With vice, you’re gambling. You’re gambling, so you go through the process and there’s a chance you’re gonna lose all your money. So you’re going to come out of that with a big goose egg. But nobody’s going to give you a receipt. And so, you know, that’s where in vice you have to have faith in the people that are working for you. And if you don’t have faith in that detective, then you need to move them out.

On the relationship between Mayor Eric Johnson and the Dallas Police Association: 

Mata: Eric has done an amazing job in my eyes because, for once, we finally have a mayor that is just not taking the BS. What does that mean? What I mean is the mayors in the past, the, uh, the department heads that chiefs, whether it was Chief Hall or Chief Brown or Chief Kunkle, they would come up to (the) public safety (committee), give all these stats, give all these great numbers, all these great police phrases and the City Council and the mayor would just nod their head and say, okay, well that sounds good. You just keep doing what you’re doing. When all they were doing was, it was all smoke and mirrors.

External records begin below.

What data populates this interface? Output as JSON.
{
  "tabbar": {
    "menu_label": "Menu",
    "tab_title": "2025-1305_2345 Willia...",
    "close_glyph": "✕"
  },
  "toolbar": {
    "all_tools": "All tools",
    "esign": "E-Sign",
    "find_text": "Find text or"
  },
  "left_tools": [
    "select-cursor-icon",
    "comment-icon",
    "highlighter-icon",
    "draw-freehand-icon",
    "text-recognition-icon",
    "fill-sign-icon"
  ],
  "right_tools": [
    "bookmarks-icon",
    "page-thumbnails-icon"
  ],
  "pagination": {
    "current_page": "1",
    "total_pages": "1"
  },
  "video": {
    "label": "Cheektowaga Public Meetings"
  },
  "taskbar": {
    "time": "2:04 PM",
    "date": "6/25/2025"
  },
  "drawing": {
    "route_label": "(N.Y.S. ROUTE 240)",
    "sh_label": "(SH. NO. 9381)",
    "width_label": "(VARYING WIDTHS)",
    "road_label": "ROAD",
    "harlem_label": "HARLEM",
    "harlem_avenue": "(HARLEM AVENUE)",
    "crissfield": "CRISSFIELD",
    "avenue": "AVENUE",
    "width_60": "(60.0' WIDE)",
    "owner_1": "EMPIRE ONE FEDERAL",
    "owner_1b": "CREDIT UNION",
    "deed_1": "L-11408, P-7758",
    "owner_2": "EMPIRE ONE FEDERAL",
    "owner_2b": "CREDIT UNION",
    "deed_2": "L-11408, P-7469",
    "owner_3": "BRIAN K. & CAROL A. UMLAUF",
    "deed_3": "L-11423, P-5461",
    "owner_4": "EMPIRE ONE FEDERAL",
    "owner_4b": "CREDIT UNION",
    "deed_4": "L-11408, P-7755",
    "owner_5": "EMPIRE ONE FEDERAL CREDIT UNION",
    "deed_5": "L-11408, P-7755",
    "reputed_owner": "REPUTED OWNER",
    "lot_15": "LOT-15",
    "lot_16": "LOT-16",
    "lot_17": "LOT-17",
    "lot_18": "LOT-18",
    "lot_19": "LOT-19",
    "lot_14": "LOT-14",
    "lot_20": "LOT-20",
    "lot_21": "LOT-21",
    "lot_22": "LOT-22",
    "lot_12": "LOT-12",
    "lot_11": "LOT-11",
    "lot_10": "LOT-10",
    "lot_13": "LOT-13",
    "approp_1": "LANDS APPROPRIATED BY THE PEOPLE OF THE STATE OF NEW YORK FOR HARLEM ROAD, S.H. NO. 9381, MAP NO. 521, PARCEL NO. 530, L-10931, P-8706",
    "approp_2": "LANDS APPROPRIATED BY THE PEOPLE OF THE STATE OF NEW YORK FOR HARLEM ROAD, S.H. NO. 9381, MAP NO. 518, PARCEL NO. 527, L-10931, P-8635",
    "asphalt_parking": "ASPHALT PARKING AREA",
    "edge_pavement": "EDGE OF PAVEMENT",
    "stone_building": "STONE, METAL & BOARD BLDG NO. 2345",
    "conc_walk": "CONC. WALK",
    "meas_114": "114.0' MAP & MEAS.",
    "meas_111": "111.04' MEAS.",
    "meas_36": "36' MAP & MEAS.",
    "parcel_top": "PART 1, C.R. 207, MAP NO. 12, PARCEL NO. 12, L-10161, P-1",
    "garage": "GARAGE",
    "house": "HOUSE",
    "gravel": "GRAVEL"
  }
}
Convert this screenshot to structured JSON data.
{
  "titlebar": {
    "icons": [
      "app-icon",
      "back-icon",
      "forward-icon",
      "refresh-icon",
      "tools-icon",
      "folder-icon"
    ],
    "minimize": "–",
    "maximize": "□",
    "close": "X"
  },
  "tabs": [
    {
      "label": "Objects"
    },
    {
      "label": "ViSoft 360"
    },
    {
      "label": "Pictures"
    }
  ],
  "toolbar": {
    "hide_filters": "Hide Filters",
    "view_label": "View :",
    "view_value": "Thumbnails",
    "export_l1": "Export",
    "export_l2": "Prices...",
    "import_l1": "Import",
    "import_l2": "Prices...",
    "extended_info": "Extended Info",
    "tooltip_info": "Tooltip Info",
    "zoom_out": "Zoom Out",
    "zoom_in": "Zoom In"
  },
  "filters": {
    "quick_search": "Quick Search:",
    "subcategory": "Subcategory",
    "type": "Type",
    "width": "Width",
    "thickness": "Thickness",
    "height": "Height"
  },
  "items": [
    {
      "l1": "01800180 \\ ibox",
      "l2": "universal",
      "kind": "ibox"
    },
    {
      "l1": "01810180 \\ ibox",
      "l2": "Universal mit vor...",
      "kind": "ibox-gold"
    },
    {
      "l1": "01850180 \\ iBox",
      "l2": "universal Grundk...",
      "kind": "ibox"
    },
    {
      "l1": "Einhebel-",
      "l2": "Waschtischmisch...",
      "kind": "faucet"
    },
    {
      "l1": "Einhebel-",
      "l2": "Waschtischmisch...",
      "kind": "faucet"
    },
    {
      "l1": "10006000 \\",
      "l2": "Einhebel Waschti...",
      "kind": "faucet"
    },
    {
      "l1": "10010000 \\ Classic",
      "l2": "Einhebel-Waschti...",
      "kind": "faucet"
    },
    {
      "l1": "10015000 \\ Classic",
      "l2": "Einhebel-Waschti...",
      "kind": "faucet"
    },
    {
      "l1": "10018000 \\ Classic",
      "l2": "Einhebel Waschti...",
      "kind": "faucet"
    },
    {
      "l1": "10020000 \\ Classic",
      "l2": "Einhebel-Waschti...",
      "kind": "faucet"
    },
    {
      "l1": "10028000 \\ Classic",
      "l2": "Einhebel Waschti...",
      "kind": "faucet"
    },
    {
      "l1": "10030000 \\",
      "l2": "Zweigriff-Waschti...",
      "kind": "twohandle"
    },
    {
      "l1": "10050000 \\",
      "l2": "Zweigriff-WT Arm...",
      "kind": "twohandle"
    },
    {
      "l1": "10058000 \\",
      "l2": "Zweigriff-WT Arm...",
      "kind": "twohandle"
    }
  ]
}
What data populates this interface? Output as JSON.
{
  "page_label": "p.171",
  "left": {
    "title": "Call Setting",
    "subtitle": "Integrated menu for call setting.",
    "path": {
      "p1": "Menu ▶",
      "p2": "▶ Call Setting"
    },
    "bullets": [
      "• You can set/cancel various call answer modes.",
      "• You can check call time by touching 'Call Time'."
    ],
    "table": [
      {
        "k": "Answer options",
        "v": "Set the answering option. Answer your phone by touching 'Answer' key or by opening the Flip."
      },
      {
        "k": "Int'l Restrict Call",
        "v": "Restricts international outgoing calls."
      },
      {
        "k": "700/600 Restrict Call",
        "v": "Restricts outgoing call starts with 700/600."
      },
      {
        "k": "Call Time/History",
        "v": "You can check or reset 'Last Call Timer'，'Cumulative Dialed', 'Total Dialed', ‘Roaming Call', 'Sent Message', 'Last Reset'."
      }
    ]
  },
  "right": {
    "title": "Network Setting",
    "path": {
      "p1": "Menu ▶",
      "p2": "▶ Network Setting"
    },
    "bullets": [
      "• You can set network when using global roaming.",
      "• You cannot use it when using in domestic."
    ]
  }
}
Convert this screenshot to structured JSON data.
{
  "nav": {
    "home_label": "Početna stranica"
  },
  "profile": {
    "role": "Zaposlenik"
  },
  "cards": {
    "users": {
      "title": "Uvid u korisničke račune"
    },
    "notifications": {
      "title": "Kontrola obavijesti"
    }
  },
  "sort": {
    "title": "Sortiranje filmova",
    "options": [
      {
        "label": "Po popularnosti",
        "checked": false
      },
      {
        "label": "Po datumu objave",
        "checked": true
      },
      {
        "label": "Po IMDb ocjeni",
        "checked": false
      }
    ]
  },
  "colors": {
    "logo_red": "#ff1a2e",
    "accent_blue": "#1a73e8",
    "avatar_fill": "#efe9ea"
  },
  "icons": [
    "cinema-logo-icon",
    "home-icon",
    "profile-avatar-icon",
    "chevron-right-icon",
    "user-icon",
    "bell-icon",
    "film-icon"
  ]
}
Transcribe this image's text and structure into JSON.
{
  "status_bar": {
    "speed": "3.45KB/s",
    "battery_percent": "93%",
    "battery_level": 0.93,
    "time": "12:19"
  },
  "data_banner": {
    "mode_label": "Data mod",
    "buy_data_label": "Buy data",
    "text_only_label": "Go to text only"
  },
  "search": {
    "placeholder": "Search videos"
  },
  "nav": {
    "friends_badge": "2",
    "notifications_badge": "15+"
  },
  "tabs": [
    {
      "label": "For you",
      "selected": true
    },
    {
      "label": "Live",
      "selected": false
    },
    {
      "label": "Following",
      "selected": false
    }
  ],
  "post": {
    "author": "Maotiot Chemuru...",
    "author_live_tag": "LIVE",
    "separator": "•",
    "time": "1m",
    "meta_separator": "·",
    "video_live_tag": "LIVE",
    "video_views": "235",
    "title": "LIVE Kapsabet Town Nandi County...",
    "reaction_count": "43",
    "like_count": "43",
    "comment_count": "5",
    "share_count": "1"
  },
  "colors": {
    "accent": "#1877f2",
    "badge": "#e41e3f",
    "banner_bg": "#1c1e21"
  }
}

Rogers: Well, wait a minute, I’m told 2014 was when crime was as low as it’s ever been.

Mata: We’re under two different crime stats now we’re under NIBORS, (National Incident Based Offense Reporting System, a federal mandate.) So this is how it used to be so that you know the difference. So back in 2014, let’s say your car gets broken into and 14 other cars get broken into on that street. In 2014, that was not 14 offenses. One, that was one.

Now we’re under NIBORS. NIBORS counts every offense for every case number. So now instead of one offense, you have 14 offenses. So that has helped spiked crime.

Rogers: But violent crime doesn’t work like that.

Mata: Violent crime, you can’t fudge because it takes a body and a victim. And so that’s how you can tell we are having an, a, a very abnormal increase in violent crime because other cities who are also having to go into NIBORS, because that’s a national database now, they’re not having the same violent crime.

Rogers: Is that because of gangs and drugs? I mean, what I mean it’s, it’s gangs, drugs and Johnson asked for like, what’s the reason for this?

Mata: Well, and it, I think what it is, is everybody’s playing a little too nice. Everybody’s playing the PC politics because I’m gonna be honest with you, if I was Chief Hall and I was in this predicament, I would say, you know what? Yes, we need to do better as a department. Yes, I need to have better strategy. Yes, I need to increase my proactive units, which I have decreased. And that falls on me. But some of this falls on the county courthouse. Some of this falls on the fact that we have violent criminals, repeat violent criminals who are, who are committing two, three, four or five violent acts being arrested by DPD only to be set free on a low bond, a $1,500 or $3,000, which is 300 bucks. And they’re just out committing the crimes again.

Crain: The stats say 68, 70 percent say the people at the jail are awaiting trial because they can’t afford the bail.

Mata: That’s where the DA is confusing the message. So he’s talking about bail reform. I 100% agree with bail reform, that that nonviolent offender, that offender who’s committing a property crime, that’s not a career property criminal, you know, not that burglar, but somebody who goes out and shoplifts or somebody commits a, a small larceny, a theft. Absolutely, that that person should be given a fair and reasonable bail because all bail is supposed to be as a promise to appear. It should not be punitive, right? Unless he or she is a threat to the community, then the judges and the magistrate have a responsibility to protect the public by the use of a high bond or no bond.